Course Meeting Times:
Lectures: 2 sessions / week, 1 hour / session
Recitations: 1 session / week, 1 hour / session
There are no prerequisites for this course, although some calculus at the level of 18.01 Single Variable Calculus will be used.
This course is offered in two alternative formats. Both formats use the same materials, cover the same topics, and have the same required homework and exams.
- Lecture-Recitation: Students attend two one-hour lectures by Prof. Gruber, as well as a one-hour recitation. During recitations, instructors will introduce new material, and not simply review past assignments.
Recitation Only: Students attend three one-hour sessions each week. Recitations are taught by graduate students but are organized to closely follow the lecture material so that there is little variation in content or teaching style between sections.
Choosing an Option:
During the first two weeks of the semester, students may switch between formats. At the due date of the first homework, students must declare which section they are in, by attending section and signing in. This will automatically enroll them in that choice. Thereafter a student can change only with special faculty approval. If sessions are extremely unbalanced, the faculty reserves the right to reassign students.
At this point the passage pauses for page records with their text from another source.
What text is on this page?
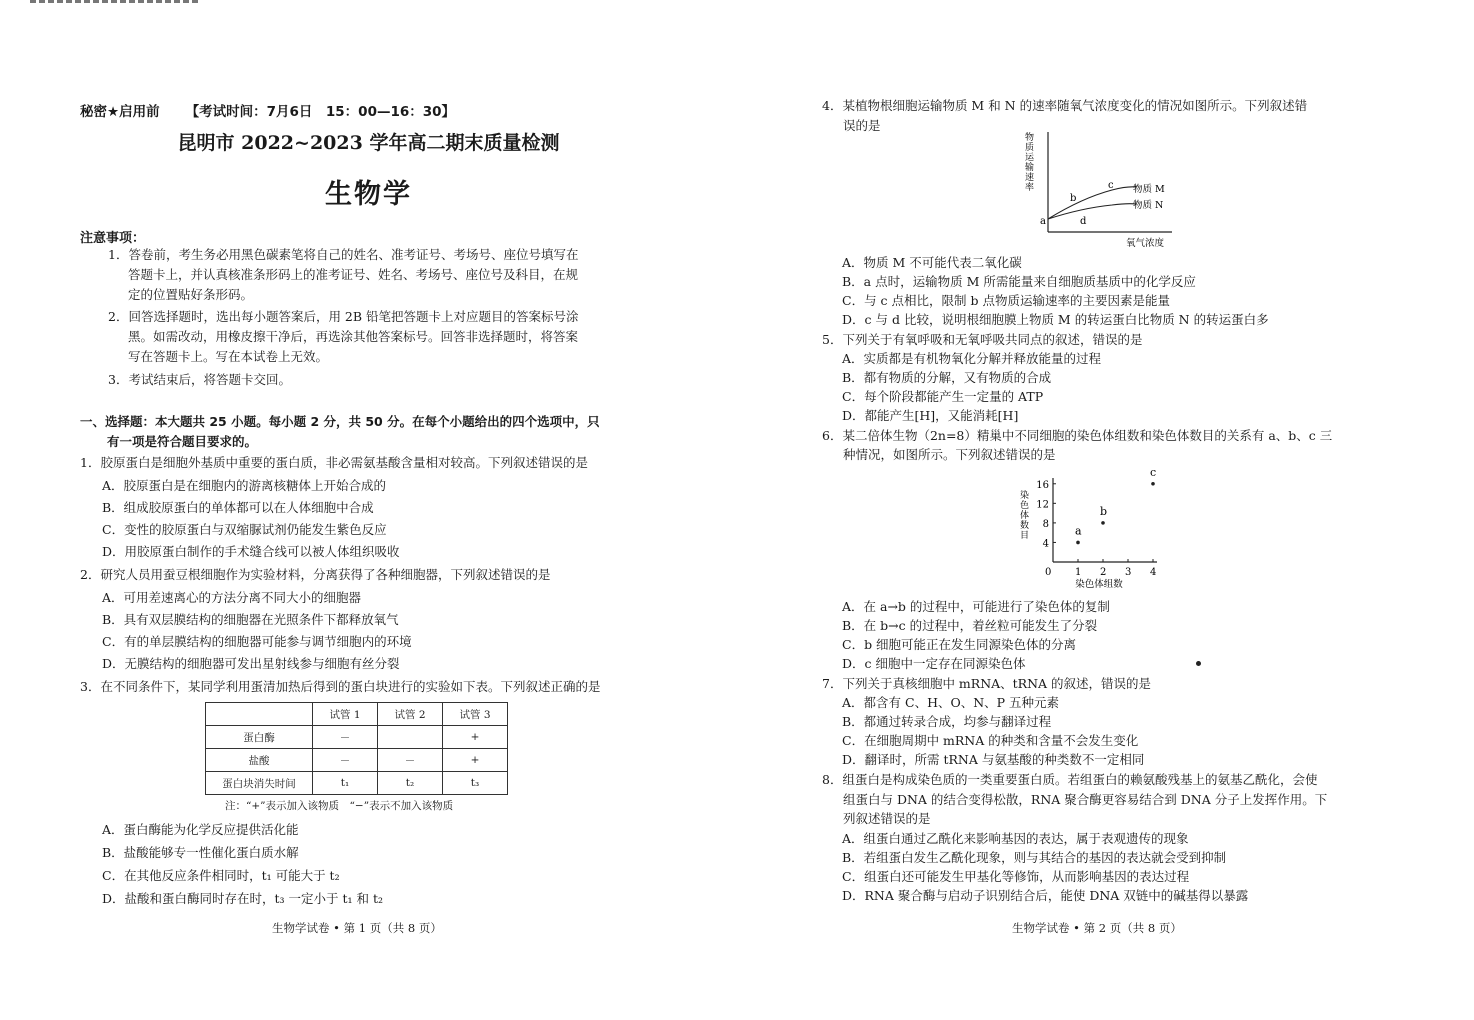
秘密★启用前 【考试时间：7月6日　15：00—16：30】
昆明市 2022~2023 学年高二期末质量检测
生物学
注意事项：
1．答卷前，考生务必用黑色碳素笔将自己的姓名、准考证号、考场号、座位号填写在
答题卡上，并认真核准条形码上的准考证号、姓名、考场号、座位号及科目，在规
定的位置贴好条形码。
2．回答选择题时，选出每小题答案后，用 2B 铅笔把答题卡上对应题目的答案标号涂
黑。如需改动，用橡皮擦干净后，再选涂其他答案标号。回答非选择题时，将答案
写在答题卡上。写在本试卷上无效。
3．考试结束后，将答题卡交回。
一、选择题：本大题共 25 小题。每小题 2 分，共 50 分。在每个小题给出的四个选项中，只
有一项是符合题目要求的。
1．胶原蛋白是细胞外基质中重要的蛋白质，非必需氨基酸含量相对较高。下列叙述错误的是
A．胶原蛋白是在细胞内的游离核糖体上开始合成的
B．组成胶原蛋白的单体都可以在人体细胞中合成
C．变性的胶原蛋白与双缩脲试剂仍能发生紫色反应
D．用胶原蛋白制作的手术缝合线可以被人体组织吸收
2．研究人员用蚕豆根细胞作为实验材料，分离获得了各种细胞器，下列叙述错误的是
A．可用差速离心的方法分离不同大小的细胞器
B．具有双层膜结构的细胞器在光照条件下都释放氧气
C．有的单层膜结构的细胞器可能参与调节细胞内的环境
D．无膜结构的细胞器可发出星射线参与细胞有丝分裂
3．在不同条件下，某同学利用蛋清加热后得到的蛋白块进行的实验如下表。下列叙述正确的是
	试管 1	试管 2	试管 3
蛋白酶	－		+
盐酸	－	－	+
蛋白块消失时间	t₁	t₂	t₃
注：“+”表示加入该物质　“−”表示不加入该物质
A．蛋白酶能为化学反应提供活化能
B．盐酸能够专一性催化蛋白质水解
C．在其他反应条件相同时，t₁ 可能大于 t₂
D．盐酸和蛋白酶同时存在时，t₃ 一定小于 t₁ 和 t₂
生物学试卷 • 第 1 页（共 8 页）
4．某植物根细胞运输物质 M 和 N 的速率随氧气浓度变化的情况如图所示。下列叙述错
误的是
物质运输速率
a
b
c
d
物质 M
物质 N
氧气浓度
A．物质 M 不可能代表二氧化碳
B．a 点时，运输物质 M 所需能量来自细胞质基质中的化学反应
C．与 c 点相比，限制 b 点物质运输速率的主要因素是能量
D．c 与 d 比较，说明根细胞膜上物质 M 的转运蛋白比物质 N 的转运蛋白多
5．下列关于有氧呼吸和无氧呼吸共同点的叙述，错误的是
A．实质都是有机物氧化分解并释放能量的过程
B．都有物质的分解，又有物质的合成
C．每个阶段都能产生一定量的 ATP
D．都能产生[H]，又能消耗[H]
6．某二倍体生物（2n=8）精巢中不同细胞的染色体组数和染色体数目的关系有 a、b、c 三
种情况，如图所示。下列叙述错误的是
染色体数目
0 1 2 3 4
4
8
12
16
a
b
c
染色体组数
A．在 a→b 的过程中，可能进行了染色体的复制
B．在 b→c 的过程中，着丝粒可能发生了分裂
C．b 细胞可能正在发生同源染色体的分离
D．c 细胞中一定存在同源染色体
7．下列关于真核细胞中 mRNA、tRNA 的叙述，错误的是
A．都含有 C、H、O、N、P 五种元素
B．都通过转录合成，均参与翻译过程
C．在细胞周期中 mRNA 的种类和含量不会发生变化
D．翻译时，所需 tRNA 与氨基酸的种类数不一定相同
8．组蛋白是构成染色质的一类重要蛋白质。若组蛋白的赖氨酸残基上的氨基乙酰化，会使
组蛋白与 DNA 的结合变得松散，RNA 聚合酶更容易结合到 DNA 分子上发挥作用。下
列叙述错误的是
A．组蛋白通过乙酰化来影响基因的表达，属于表观遗传的现象
B．若组蛋白发生乙酰化现象，则与其结合的基因的表达就会受到抑制
C．组蛋白还可能发生甲基化等修饰，从而影响基因的表达过程
D．RNA 聚合酶与启动子识别结合后，能使 DNA 双链中的碱基得以暴露
生物学试卷 • 第 2 页（共 8 页）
There is no formal textbook for the course. If students are interested in further reading, they can look at the following book:
Course Requirements and Grading
There will be 10 mandatory problem sets which will be individually graded and returned to the students. At the end of the term, students will have the nine best homework grades cumulated and this will count for 25% of the final course grade.
There will be one mid-term exam held. This will be 2 hours long, and will count as 25% of the grade. There will also be a three-hour final during finals period, which will be cumulative and cover all of the course materials. This will count as the remaining 50% of the grade.
Individual versus Joint Work
All assignments, including homework and exams, will be submitted and graded individually. Students may work together on problem sets, but they all have to individually write up the answer. Also, collaboration during exams will be considered a breach of academic honesty.